Thank you! We love it too! And I LOVE the enchilada sauce idea!
This is the best Mexican rice recipe. Reminds me of the Baja style I used to get in Southern California. I cannot find good Mexican rice in North Carolina. It always has too much tomato and tastes more like Spanish rice. I made this recipe and WOW!!! Soooo Good! It’s perfect. Thank you so much for sharing this recipe. I will be using it for years to come. (Lord willing and the creek don’t rise as they say out here)
Blessings to you!!
Wow! This Mexican Rice recipe is exactly what I have been looking for. It was just perfect in every way! I have pinned it and will return again and again to it. Thank you so much!
Can you use minute rice?
This is hands down the best Mexican rice recipe I’ve come across-and I’ve been trying different ones for years! Most are too tomato-y or don’t have enough flavor, but this one is PERFECT. Just like at my favorite Mexican restaurants!
I made this tonight. It came out perfect! So yummy and just like when we eat out.
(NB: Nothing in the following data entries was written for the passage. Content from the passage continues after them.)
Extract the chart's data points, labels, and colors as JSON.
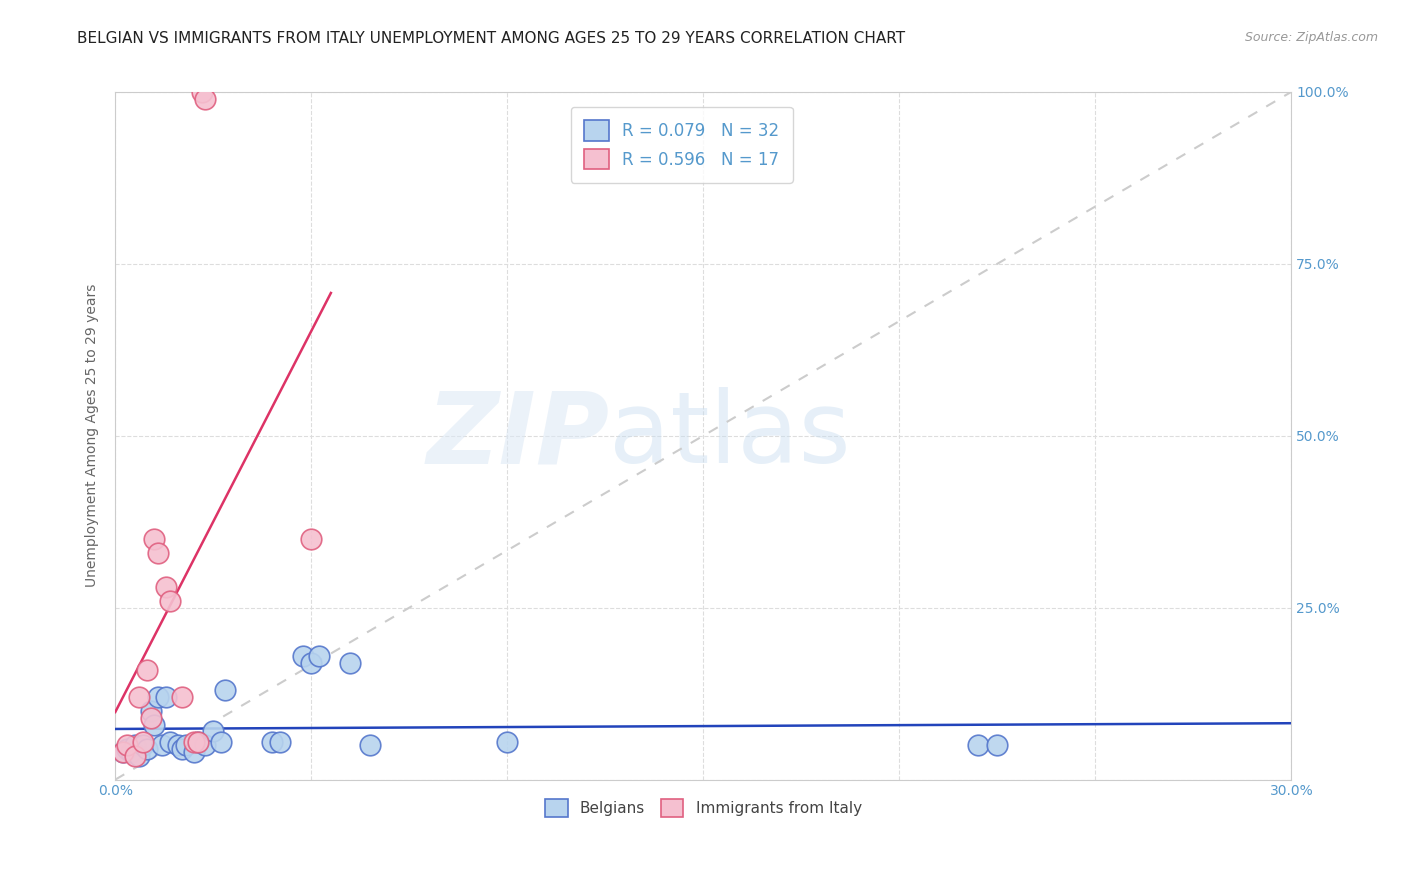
{
  "title": "BELGIAN VS IMMIGRANTS FROM ITALY UNEMPLOYMENT AMONG AGES 25 TO 29 YEARS CORRELATION CHART",
  "source": "Source: ZipAtlas.com",
  "ylabel": "Unemployment Among Ages 25 to 29 years",
  "xlim": [
    0.0,
    0.3
  ],
  "ylim": [
    0.0,
    1.0
  ],
  "xticks": [
    0.0,
    0.05,
    0.1,
    0.15,
    0.2,
    0.25,
    0.3
  ],
  "yticks": [
    0.0,
    0.25,
    0.5,
    0.75,
    1.0
  ],
  "belgian_color": "#b8d4ee",
  "italian_color": "#f5c0d0",
  "belgian_edge_color": "#5577cc",
  "italian_edge_color": "#e06080",
  "belgian_line_color": "#2244bb",
  "italian_line_color": "#dd3366",
  "ref_line_color": "#cccccc",
  "legend_R_belgian": "R = 0.079",
  "legend_N_belgian": "N = 32",
  "legend_R_italian": "R = 0.596",
  "legend_N_italian": "N = 17",
  "watermark_zip": "ZIP",
  "watermark_atlas": "atlas",
  "belgians_x": [
    0.002,
    0.003,
    0.004,
    0.005,
    0.006,
    0.007,
    0.008,
    0.009,
    0.01,
    0.011,
    0.012,
    0.013,
    0.014,
    0.016,
    0.017,
    0.018,
    0.02,
    0.021,
    0.023,
    0.025,
    0.027,
    0.028,
    0.04,
    0.042,
    0.048,
    0.05,
    0.052,
    0.06,
    0.065,
    0.1,
    0.22,
    0.225
  ],
  "belgians_y": [
    0.04,
    0.045,
    0.04,
    0.05,
    0.035,
    0.05,
    0.045,
    0.1,
    0.08,
    0.12,
    0.05,
    0.12,
    0.055,
    0.05,
    0.045,
    0.05,
    0.04,
    0.055,
    0.05,
    0.07,
    0.055,
    0.13,
    0.055,
    0.055,
    0.18,
    0.17,
    0.18,
    0.17,
    0.05,
    0.055,
    0.05,
    0.05
  ],
  "italians_x": [
    0.002,
    0.003,
    0.005,
    0.006,
    0.007,
    0.008,
    0.009,
    0.01,
    0.011,
    0.013,
    0.014,
    0.017,
    0.02,
    0.021,
    0.05,
    0.022,
    0.023
  ],
  "italians_y": [
    0.04,
    0.05,
    0.035,
    0.12,
    0.055,
    0.16,
    0.09,
    0.35,
    0.33,
    0.28,
    0.26,
    0.12,
    0.055,
    0.055,
    0.35,
    1.0,
    0.99
  ],
  "grid_color": "#dddddd",
  "bg_color": "#ffffff",
  "axis_color": "#cccccc",
  "tick_label_color": "#5599cc",
  "ylabel_color": "#666666",
  "title_color": "#222222",
  "title_fontsize": 11,
  "ylabel_fontsize": 10,
  "tick_fontsize": 10,
  "legend_fontsize": 12,
  "source_fontsize": 9
}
Thank you for a great add to our dinnertime routine.
Excellent recipe! I had 4 people over for dinner and everybody raved about this rice. Thanks for sharing!
I am trying to find a recipe for making Papas and Beer rice. These restaurants are in the Western part of the state and now in SC I live in NC and it is the best rice I’ve ever had by far. Very simple, limited ingredients.
I’ve lived in Texas my entire life and have never tasted Mexican style rice this good. My husband would seriously eat this every night. If I modify the recipe at all, I’ve added scallions when I’m out of cilantro. It’s on the menu tonight with the enchiladas. 🙂
I worked in the kitchen at Don Pablo’s Mexican restaurant in the early 00’s and I gotta say, you are NOT far off from our recipe at all. This is the closest recipe to what I remember on the whole internet. The main differences I see are that we cooked ours in a large tilt-skillet, not pans, and we also used ZERO tomato. We did brown the rice in some butter just like you did, and Don Pablos rice had onion, chicken stock, and green chiles (diced) along with the “spice mix” which is basically like you said, mostly cumin, paprika, garlic powder, salt and a dash of chili powder. OF course in a big chain restaurant like that, it came in bags that said “rice spice mix” but you have all the components here. So yeah, remove the tomato sauce and add green chilis instead and you have DP’s rice. Good recipe and I cannot wait to try yours.
The ABSOLUTE BEST!!!
Love love love this recipe. So simple with huge flavor. I sub vegan “not chicken” stock and it’s perfect. Makes a great burrito filler too.
I used my Instant Pot to make this rice. I reduced the Chicken broth to 1 cup. Cooked on high pressure for 3 minutes w/ natural release. It came out amazing !!
Our family favorite Spanish Rice! Thanks!
Do I use long grain rice or minute rice?